Sin embargo, uno de los cuadros guardaba una respuesta para mí. Cuando llegué ante él, tardé en descubrirla. Era la pintura a la que mi primo hizo referencia la última vez que lo vi. La Luna vista desde un sueño en la Tierra mostraba un eclipse lunar. No había nada más en ella, y la primera impresión que me provocó fue que se trataba de la menos atractiva de todas. Cuando me fijé en los detalles, mi corazón se aceleró. La clave estaba en la esquina inferior derecha. Ahí descubrí la firma de Alan Bean y una fecha.

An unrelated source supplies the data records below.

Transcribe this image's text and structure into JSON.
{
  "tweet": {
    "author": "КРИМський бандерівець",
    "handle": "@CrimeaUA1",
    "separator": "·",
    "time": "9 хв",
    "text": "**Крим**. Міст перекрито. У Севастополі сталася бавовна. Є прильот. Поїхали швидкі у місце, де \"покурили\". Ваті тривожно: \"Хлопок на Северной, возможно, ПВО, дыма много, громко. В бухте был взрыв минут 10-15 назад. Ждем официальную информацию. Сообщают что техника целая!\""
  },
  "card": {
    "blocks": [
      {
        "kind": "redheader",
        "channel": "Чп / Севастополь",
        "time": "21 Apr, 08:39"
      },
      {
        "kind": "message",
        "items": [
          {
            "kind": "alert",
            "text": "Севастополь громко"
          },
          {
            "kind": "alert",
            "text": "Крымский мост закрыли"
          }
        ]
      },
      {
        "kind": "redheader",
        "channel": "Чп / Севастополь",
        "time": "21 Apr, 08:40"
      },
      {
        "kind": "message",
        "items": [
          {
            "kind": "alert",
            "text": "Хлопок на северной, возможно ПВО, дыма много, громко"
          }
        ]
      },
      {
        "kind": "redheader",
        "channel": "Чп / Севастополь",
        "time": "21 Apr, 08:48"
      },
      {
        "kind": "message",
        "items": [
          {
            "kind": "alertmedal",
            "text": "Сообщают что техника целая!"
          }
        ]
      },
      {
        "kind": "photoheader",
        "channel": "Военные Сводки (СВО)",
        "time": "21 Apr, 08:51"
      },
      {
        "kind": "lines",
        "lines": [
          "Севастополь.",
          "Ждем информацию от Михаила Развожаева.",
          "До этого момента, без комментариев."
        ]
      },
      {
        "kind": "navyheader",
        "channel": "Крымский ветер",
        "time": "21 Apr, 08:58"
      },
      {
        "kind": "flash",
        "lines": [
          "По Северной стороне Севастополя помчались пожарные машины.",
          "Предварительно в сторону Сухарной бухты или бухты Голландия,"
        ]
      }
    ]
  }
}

El cuadro había sido pintado tan sólo un mes atrás.

Abandoné la galería en busca de aire fresco. La cabeza me daba vueltas, tenía la mirada vidriosa. Me desplomé en una banca y respiré con dificultad. Sentí arcadas, pero logré contenerlas. En ese momento, alguien se acercó a mí. Era una figura familiar. Me tallé los ojos con las manos porque creí soñar. ¿En verdad mi primo Ernesto me había seguido hasta ahí? ¿Era una casualidad o supo del cuadro por boca de su hermano? ¿Acaso esperó pacientemente mi viaje para constatar en persona el triunfo de Rodolfo? Entonces me di cuenta de que estaba equivocado. Como siempre, las revelaciones me llegaban tarde, precipitándome al Océano de las Tormentas.

Mi mirada se aclaró. La figura que se aproximaba dejó de fingir y me condenó con su cojera.